Home sweet home

Sep 20, 2009 03:53

I knew I was damaged good at one point in my life. That my mind was fractured and there seemed to be little pieces missing from the puzzle. But I am at a very odd place right now.

It seems that fate wants everything for me now, that it's giving me the get of jail free card and allowed happiness to finally be at play.

I have a succesful webcomic that I enjoy working on, I have a possible job thanks to someone I consider a good friend and thanks to that webcomic, I have a publisher looking over my first real comic script and I think I may have found the right girl for me finally.

After all this time, after Christine, Danielle, the confusion with abbie, the stuff with jess and being led on on more then one occasion.

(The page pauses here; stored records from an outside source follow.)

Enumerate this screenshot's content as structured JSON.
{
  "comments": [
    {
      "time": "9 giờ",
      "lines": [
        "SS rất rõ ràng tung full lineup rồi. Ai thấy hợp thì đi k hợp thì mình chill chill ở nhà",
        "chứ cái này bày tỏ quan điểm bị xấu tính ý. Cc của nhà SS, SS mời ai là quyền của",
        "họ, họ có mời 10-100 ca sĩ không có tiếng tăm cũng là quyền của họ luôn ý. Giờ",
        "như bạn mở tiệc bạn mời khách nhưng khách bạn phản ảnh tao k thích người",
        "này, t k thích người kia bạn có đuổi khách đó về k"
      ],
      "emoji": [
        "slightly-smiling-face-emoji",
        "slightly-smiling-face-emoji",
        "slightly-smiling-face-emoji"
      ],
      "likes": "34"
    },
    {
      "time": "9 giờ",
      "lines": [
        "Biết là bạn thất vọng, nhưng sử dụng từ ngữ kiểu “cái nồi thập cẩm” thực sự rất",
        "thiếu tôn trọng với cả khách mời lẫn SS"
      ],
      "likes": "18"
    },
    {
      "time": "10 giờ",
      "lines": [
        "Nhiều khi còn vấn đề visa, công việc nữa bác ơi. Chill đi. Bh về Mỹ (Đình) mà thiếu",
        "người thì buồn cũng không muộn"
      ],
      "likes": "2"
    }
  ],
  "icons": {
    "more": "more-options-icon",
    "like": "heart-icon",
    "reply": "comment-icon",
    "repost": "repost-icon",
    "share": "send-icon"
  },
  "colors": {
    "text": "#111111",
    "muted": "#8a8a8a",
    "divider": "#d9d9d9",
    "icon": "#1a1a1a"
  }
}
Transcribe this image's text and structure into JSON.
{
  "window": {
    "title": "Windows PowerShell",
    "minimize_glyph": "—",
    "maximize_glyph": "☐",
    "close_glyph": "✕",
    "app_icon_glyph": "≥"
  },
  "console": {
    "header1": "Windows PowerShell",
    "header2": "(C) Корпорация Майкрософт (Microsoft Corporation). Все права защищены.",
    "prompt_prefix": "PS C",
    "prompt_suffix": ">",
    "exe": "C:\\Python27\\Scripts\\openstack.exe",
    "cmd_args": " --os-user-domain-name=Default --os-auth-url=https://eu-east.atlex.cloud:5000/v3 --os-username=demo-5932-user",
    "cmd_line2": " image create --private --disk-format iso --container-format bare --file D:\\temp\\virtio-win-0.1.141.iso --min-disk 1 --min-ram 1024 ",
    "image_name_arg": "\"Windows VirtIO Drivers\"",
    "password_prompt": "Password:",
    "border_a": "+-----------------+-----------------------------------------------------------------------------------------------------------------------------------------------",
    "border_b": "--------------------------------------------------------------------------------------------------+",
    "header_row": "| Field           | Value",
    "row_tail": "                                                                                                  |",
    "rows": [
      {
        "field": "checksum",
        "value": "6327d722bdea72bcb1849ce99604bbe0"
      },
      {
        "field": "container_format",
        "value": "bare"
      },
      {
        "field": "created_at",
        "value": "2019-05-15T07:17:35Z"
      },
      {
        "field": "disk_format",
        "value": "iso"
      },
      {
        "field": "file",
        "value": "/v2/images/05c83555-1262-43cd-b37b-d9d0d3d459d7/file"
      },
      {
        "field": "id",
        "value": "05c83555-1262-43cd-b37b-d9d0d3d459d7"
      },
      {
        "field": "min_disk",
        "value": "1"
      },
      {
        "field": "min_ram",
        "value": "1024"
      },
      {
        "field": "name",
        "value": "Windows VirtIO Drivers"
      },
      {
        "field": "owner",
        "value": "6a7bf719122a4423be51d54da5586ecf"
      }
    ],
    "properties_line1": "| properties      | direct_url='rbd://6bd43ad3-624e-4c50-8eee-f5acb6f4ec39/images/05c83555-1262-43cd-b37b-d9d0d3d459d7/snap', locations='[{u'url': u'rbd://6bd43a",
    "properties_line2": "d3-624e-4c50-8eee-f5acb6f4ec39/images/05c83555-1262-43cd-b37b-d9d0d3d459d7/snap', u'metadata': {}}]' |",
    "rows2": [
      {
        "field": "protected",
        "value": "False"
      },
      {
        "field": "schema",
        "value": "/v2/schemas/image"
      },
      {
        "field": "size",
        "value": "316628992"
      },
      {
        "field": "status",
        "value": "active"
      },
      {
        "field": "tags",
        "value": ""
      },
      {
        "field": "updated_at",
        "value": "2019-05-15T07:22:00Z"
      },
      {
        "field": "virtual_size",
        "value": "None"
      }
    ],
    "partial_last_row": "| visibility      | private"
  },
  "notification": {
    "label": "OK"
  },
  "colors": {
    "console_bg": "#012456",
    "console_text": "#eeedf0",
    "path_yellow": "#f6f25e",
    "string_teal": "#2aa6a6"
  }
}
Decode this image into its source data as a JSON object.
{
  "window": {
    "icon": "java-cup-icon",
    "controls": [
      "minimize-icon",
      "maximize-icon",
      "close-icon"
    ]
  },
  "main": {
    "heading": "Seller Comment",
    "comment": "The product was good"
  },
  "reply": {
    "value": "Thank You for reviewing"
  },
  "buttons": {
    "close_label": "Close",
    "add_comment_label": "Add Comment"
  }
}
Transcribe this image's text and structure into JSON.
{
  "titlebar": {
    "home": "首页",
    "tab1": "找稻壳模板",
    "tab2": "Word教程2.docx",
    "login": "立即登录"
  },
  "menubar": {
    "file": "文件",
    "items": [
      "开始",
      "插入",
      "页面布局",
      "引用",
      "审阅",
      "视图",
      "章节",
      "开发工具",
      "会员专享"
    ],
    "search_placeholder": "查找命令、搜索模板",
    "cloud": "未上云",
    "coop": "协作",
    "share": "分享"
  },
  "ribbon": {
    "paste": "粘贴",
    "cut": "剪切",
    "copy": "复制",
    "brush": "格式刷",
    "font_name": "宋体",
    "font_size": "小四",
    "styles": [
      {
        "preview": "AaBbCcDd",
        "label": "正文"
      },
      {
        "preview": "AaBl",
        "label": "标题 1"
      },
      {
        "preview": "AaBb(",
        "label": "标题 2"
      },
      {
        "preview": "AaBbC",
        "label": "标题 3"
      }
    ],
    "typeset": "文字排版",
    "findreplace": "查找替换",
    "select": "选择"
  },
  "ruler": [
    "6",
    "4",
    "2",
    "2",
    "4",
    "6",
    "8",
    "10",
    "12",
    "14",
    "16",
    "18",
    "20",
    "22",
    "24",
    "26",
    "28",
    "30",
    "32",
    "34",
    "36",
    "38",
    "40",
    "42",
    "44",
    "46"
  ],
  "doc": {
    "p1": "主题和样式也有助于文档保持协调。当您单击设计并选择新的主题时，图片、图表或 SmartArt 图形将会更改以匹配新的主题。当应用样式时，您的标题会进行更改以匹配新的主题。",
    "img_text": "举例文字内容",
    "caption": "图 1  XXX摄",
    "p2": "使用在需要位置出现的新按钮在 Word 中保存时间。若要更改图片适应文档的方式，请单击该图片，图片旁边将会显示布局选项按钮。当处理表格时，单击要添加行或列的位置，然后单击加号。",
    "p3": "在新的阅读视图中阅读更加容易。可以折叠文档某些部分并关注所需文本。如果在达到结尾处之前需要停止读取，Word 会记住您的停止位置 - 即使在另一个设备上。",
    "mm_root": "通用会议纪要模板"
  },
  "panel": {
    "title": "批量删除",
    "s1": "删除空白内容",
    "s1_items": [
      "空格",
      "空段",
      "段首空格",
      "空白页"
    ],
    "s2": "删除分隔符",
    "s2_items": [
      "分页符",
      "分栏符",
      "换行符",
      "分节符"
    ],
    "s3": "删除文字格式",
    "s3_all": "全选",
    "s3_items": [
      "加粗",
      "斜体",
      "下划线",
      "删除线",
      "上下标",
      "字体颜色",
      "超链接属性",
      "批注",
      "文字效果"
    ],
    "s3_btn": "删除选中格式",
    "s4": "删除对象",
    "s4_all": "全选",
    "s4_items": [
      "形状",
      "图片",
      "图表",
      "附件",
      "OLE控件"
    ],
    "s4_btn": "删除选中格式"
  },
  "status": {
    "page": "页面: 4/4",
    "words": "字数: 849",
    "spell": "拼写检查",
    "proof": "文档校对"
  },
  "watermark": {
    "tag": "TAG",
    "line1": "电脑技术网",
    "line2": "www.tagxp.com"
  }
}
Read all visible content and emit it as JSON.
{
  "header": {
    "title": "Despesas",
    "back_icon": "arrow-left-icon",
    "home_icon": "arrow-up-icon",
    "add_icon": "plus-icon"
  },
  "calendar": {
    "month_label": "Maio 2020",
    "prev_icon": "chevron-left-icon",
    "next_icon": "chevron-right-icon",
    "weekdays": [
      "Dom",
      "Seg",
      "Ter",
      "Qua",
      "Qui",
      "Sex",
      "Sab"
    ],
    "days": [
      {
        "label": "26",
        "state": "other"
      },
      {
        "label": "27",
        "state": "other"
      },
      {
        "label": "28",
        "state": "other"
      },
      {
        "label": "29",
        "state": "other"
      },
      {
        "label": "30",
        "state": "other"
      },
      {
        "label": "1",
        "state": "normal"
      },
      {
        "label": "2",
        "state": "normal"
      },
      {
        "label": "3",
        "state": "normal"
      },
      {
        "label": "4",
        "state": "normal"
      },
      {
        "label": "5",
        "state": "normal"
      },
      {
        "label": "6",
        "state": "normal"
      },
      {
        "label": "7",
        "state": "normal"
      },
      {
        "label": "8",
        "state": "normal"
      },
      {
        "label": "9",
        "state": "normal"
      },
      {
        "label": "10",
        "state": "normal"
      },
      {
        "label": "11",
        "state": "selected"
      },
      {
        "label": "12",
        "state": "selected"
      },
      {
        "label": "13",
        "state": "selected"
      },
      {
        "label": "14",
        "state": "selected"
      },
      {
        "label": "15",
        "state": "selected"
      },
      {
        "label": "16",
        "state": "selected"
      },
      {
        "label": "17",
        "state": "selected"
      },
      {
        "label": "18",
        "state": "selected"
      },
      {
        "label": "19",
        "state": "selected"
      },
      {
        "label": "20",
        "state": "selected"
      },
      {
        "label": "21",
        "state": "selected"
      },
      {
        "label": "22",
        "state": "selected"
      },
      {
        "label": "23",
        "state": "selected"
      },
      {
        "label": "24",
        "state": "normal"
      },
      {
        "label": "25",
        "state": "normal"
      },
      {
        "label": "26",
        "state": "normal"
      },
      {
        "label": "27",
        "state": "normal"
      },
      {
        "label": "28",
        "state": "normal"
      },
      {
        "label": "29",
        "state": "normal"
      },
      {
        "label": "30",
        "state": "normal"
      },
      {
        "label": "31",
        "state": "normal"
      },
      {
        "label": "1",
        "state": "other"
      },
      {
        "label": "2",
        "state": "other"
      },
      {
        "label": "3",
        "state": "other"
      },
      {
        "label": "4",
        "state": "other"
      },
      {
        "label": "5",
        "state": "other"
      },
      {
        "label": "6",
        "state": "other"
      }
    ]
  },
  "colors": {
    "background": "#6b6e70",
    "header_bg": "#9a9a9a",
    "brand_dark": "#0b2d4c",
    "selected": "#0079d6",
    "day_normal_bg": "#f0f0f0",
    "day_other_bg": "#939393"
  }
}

I feel that something is finally write I've only known her a few days now and it seems like I'm relearning everything that I seemingly forgot about trying to be in a relationship with someone.

I'm scared, almost to the point of being terrified that there will be someway I'll manage to fuck up and lose just like always. It feels like the ride is still climbing up to the highest point before it drops you and you get that thrill before it's all over.

I just, I want it to work out really. I want my license and a car so I can take this part of my life into my own hands and not turn back.

I mean I'm finally getting the hours at work I deserve and it took me so long to fight for that.

It feels like my life is finally making some sense again and I really hope it improves from here. Finding love again, being succesfull and being able to have people proud of you. It's all someone like me can ask for.